Back strengthening exercises to prevent spinal fractures


You have probably heard that back strengthening exercises help prevent spinal osteoporotic fractures — but are all types of exercises equally beneficial? No, they are not, as clearly documented by an early Mayo Clinic study (Sinaki and Mikkelsen 1984). This study showed clearly that extension-type back-strengthening exercises effectively prevented further spinal deformation in osteoporotic women. Flexion-type exercises, on the contrary, actually increased the risk of further spinal compression and wedging.
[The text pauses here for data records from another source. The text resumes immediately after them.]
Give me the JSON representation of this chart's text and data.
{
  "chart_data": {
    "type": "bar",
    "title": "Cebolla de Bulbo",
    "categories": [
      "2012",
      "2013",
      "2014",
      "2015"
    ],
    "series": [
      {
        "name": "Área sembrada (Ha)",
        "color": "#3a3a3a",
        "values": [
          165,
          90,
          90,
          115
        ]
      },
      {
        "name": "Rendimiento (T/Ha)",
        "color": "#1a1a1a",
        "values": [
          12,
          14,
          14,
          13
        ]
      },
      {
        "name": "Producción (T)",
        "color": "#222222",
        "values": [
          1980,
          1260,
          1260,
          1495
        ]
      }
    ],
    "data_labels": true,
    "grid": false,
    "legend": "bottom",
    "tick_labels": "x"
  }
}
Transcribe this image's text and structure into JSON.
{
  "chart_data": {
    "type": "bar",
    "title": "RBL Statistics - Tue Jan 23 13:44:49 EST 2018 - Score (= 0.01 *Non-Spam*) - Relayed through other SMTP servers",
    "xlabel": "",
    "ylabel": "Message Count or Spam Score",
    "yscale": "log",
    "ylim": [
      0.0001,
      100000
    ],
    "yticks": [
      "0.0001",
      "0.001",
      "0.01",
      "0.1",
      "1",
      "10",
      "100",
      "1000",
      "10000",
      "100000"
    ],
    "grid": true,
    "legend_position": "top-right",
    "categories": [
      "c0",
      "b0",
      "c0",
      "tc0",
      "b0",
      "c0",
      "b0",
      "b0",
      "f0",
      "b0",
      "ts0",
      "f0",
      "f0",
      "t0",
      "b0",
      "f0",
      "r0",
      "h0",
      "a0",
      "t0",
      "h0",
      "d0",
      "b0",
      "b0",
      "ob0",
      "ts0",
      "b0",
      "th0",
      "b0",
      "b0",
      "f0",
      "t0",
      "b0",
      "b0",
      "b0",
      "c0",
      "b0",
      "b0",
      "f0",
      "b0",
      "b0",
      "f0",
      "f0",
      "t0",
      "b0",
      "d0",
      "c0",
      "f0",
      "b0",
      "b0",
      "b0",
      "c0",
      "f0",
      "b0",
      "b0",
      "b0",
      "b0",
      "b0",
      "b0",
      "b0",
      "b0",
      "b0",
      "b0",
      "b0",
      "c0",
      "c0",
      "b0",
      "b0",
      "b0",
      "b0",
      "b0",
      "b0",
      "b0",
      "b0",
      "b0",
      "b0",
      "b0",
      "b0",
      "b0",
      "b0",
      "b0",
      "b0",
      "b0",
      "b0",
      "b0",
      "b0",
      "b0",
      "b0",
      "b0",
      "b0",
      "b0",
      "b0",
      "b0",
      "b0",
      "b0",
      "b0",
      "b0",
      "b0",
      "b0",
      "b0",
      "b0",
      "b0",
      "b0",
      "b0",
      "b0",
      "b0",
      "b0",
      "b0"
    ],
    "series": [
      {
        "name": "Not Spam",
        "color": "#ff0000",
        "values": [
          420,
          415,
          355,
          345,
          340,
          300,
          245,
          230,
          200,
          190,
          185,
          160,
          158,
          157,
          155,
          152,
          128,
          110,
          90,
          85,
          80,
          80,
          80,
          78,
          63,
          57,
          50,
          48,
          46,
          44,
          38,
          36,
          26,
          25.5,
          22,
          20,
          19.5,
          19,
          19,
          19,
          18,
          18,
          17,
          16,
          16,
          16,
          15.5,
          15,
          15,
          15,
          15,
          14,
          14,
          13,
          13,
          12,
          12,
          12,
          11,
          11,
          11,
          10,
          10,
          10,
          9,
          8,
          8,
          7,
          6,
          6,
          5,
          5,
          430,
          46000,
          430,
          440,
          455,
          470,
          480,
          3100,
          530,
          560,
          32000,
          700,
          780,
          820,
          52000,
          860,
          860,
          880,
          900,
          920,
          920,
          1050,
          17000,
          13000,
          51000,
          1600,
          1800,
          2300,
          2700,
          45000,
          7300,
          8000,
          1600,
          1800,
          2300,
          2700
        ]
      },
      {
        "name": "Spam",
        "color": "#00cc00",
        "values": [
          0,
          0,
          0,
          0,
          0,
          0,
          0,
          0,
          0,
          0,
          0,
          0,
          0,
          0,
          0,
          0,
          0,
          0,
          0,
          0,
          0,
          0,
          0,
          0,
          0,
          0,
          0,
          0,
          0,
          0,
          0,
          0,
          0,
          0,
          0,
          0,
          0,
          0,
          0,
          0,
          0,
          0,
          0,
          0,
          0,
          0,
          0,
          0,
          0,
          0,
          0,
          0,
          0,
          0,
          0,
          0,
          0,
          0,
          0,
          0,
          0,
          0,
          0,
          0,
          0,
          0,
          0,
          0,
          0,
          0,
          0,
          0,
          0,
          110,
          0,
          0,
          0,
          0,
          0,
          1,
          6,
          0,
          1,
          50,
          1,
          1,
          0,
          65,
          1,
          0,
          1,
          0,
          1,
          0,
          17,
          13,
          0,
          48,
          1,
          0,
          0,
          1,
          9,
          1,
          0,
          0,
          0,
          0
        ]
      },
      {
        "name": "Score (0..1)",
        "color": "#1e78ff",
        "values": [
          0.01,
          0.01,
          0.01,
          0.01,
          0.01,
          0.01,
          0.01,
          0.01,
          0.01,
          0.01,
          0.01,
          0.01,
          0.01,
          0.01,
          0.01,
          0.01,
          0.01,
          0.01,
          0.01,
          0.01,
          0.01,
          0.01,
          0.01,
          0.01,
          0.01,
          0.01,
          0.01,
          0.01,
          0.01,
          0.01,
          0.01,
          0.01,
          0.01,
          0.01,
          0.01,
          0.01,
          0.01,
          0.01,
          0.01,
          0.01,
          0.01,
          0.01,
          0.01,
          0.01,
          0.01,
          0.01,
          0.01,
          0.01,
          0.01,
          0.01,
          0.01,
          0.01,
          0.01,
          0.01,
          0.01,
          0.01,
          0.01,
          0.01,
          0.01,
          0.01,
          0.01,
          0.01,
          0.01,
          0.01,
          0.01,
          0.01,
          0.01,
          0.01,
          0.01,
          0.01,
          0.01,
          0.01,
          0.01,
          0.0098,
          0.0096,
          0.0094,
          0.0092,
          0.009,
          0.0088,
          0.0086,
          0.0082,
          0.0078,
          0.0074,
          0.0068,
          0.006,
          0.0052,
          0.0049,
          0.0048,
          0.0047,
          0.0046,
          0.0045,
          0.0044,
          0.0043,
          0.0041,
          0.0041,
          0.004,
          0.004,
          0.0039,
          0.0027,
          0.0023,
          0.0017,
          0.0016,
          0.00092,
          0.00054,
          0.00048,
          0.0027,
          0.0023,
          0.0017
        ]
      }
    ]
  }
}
This landmark 1984 Mayo Clinic study took 59 postmenopausal women (49–60 yrs old) with spinal osteoporosis and/or existing spinal fractures and back pain. The women were grouped into four different treatment programs (1) extension exercise (bending backwards, spine lengthening exercises); (2) flexion exercise (bending forward exercises) (3) both extension and flexion exercises, and (4) no therapeutic exercise. Spinal x-rays were analyzed before and after the mean 1.5-year study period. Although small in number, the study was large in significance. Only 16% of women doing the extension exercise experienced further spinal wedging or compression. On the other hand, a whopping 89% of those doing the flexion exercises had worsened spinal deformities, as did 53% of those doing the combined extension and flexion exercises and 67% of the non-exercisers.

Exercise is a key component of the Better Bones, Better Body® Program, and in this regard, a favorite ally is a good physical therapist who can help individuals with back pain and/or existing spinal deformities develop a safe and effective back strengthening program to help prevent new spinal fractures.


Reference:
Sinaki, M and Mikkelsen, BA. 1984. Postmenopausal spinal osteoporosis: Flexion versus extension exercises. Arch Phys Med Rehabil, 65:593–596.